While the domestic labor movement seems to be doing many things right, the jobs it represents are the apotheosis of so much that's broken about our economy: Volatile, benefits-free work that also happens to be profoundly segregated by race, immigration status and gender, and ad hoc solutions to systemic problems, including the formal workplace's unchanged hostility to what is quaintly called "work life balance," leaving working households to work out arrangements for care work on their own. (The domestic workers' movement has explicitly tried to avoid demonizing employers, who after all are nearly always individual families rather than faceless corporations.)
As David Rolf, president of Local 775 Washington State, SEIU, put it at the conference, domestic workers' plight "represents the new normal -- part-time, low-wage, disaggregated temporary employment is the employment of the 21st century." In other words, domestic workers are fighting to become more like other low-wage workers at a time when those workers' lives are more precarious than ever.
Another panelist, economist Jared Bernstein, said he'd just pondered what all this had to do with the so-called fiscal cliff. The answer was: lots. "The spending cuts that are invoked, which conservatives really want to cut in order to make the numbers work, directly impinge upon the agencies whose responsibilities are to enforce the kinds of laws we're fighting for here," he said, including Labor Department jobs. "You can have all the rules in the world but if they're not implemented by enforcers, they're all for naught."
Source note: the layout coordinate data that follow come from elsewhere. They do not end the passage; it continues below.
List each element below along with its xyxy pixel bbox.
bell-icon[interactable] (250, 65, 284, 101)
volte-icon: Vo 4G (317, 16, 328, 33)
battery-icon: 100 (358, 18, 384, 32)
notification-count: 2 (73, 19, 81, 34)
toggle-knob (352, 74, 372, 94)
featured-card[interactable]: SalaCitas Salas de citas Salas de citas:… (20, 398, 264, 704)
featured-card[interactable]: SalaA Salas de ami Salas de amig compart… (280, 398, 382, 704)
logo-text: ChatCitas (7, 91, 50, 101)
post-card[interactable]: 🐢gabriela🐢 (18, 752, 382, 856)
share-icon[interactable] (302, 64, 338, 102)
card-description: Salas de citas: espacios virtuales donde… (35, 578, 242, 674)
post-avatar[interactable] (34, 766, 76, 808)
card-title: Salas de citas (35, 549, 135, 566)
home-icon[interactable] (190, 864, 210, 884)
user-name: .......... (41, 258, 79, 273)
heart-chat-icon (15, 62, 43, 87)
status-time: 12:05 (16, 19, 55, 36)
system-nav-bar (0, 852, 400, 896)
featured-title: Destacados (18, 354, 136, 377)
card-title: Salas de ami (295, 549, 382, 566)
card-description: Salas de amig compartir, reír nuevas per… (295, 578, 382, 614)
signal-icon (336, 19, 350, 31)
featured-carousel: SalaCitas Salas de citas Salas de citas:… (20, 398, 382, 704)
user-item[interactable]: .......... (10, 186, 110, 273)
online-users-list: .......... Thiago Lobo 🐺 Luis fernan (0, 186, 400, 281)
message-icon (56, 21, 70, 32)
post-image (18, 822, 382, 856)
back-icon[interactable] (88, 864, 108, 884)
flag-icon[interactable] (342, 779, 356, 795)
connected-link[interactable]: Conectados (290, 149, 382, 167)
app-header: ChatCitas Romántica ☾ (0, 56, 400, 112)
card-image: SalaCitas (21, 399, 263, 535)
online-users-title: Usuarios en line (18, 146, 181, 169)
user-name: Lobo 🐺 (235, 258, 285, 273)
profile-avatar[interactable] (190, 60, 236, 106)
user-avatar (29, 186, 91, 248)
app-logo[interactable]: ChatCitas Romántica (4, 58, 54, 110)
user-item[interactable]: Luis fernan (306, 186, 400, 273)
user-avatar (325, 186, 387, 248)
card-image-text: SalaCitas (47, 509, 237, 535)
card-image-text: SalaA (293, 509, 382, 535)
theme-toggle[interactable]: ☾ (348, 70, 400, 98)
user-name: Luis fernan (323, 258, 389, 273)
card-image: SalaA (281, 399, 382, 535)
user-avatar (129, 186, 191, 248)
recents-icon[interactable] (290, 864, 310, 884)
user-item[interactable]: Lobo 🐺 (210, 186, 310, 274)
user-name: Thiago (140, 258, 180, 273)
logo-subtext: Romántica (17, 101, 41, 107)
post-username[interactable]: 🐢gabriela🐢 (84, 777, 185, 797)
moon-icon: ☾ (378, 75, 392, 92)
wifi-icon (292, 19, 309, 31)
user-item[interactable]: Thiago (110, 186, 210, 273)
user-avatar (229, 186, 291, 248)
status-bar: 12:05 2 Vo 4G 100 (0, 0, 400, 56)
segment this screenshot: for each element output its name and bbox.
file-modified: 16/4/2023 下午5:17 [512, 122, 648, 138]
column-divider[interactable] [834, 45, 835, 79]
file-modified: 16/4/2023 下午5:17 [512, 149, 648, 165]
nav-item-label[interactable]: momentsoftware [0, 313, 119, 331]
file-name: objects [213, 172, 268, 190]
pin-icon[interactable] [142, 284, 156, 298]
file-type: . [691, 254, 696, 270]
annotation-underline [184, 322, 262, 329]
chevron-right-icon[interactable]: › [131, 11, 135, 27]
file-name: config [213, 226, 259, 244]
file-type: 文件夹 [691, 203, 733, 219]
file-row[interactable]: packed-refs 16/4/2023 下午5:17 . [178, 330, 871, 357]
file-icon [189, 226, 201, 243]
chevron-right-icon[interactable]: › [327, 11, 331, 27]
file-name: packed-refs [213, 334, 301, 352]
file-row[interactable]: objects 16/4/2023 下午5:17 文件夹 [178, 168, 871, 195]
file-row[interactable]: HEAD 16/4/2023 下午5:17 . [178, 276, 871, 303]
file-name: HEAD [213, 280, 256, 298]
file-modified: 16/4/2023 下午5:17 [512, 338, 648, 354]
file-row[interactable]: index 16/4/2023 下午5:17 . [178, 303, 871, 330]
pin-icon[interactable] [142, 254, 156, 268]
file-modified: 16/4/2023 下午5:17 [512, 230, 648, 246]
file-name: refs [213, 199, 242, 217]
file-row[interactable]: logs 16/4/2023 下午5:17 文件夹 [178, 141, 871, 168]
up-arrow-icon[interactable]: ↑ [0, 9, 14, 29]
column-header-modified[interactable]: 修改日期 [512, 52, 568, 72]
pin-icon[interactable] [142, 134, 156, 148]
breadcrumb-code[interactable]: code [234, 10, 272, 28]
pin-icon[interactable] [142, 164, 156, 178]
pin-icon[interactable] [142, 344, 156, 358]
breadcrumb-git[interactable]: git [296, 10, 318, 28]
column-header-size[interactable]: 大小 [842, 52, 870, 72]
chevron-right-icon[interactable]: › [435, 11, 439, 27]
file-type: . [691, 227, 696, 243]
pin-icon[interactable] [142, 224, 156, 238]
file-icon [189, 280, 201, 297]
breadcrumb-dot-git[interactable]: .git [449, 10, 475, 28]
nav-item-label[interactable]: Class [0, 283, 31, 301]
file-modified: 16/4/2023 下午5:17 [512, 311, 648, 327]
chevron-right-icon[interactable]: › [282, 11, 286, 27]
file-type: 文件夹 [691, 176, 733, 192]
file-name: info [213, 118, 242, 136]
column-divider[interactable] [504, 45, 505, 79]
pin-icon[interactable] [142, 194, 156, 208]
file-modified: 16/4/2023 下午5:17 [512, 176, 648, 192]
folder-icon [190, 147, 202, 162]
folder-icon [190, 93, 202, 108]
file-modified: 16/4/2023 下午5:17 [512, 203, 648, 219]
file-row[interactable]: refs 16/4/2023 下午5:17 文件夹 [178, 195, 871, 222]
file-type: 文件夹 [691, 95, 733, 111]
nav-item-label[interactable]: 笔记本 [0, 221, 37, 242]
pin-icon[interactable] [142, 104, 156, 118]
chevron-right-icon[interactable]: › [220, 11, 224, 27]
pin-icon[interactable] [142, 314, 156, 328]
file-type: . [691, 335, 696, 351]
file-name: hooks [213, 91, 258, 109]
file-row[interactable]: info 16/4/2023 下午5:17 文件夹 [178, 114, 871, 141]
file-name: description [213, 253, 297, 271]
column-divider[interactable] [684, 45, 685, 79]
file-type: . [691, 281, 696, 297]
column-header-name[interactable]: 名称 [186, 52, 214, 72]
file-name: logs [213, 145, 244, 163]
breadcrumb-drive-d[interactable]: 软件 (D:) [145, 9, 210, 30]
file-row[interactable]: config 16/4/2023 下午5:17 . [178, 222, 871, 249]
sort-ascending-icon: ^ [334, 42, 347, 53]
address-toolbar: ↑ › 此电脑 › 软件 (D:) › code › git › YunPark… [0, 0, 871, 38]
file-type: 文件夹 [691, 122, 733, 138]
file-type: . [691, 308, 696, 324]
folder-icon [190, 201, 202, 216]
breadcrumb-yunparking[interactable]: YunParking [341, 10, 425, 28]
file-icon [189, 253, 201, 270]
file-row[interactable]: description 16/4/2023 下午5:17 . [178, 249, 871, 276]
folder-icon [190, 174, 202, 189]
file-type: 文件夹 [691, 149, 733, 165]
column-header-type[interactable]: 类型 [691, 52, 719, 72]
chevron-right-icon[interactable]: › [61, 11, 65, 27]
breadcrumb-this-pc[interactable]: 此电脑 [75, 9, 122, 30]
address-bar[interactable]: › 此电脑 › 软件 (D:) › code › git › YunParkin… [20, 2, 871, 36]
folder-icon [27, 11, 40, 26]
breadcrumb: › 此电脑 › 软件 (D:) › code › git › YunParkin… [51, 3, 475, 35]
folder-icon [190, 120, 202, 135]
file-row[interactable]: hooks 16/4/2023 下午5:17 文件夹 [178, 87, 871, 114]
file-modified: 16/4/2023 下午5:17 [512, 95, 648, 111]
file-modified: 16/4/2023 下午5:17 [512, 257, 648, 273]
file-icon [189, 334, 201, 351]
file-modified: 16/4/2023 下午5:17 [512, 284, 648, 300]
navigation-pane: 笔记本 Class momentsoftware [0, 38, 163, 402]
The labor movement, and many feminists, have also noticed that nannies, housekeepers and elder caregivers (mostly women of color) are being paid very little to do nearly invisible, intimate work in the home that many women perform unpaid. As the DWU report notes, "Women's massive entry into the labor force over the past several decades has not been accompanied by generous public policies related to maternity leave, family leave, child care, elder care, or care for people with disabilities."
This is an intergenerational problem, as domestic workers struggle to care for their own families with what they make caring for other people's. Another report released this week by sociologists Lisa Dodson and Randy Abelda looks at the negative impact of low-wage jobs on the children of such workers, who often end up becoming caregivers themselves of younger siblings.
The report explicitly points to welfare reform having pushed single mothers into the workforce -- and into inflexible, unpredictable low-wage jobs with limited social or professional mobility. As Dodson told the New York Times, “Policymakers tend to put things into what we call ‘silos.' Jobs here. Kids there. Instead, we need to look at the ways these things affect each other. The structure of low-wage jobs creates a particular kind of obstacle for parents trying to take good care of their kids.”
Whether it's about taking care of their own kids or others', or both at the same time, this is all incredibly short-sighted, both in terms of investment in future generations and care for a rapidly aging population. But DWU and its allies do provide plenty of reason for optimism. In addition to their lobbying and organizing, they're talking about new ideas, like partnering with green cleaning companies to provide less hazardous products to housecleaners and brainstorming about a website to match employers who want to do the right thing with potential domestic workers.
And they've come far enough to build some consensus around recognizing domestic labor as real work and the home as a literal economy. Next stop: fortifying that economy with good and safe jobs.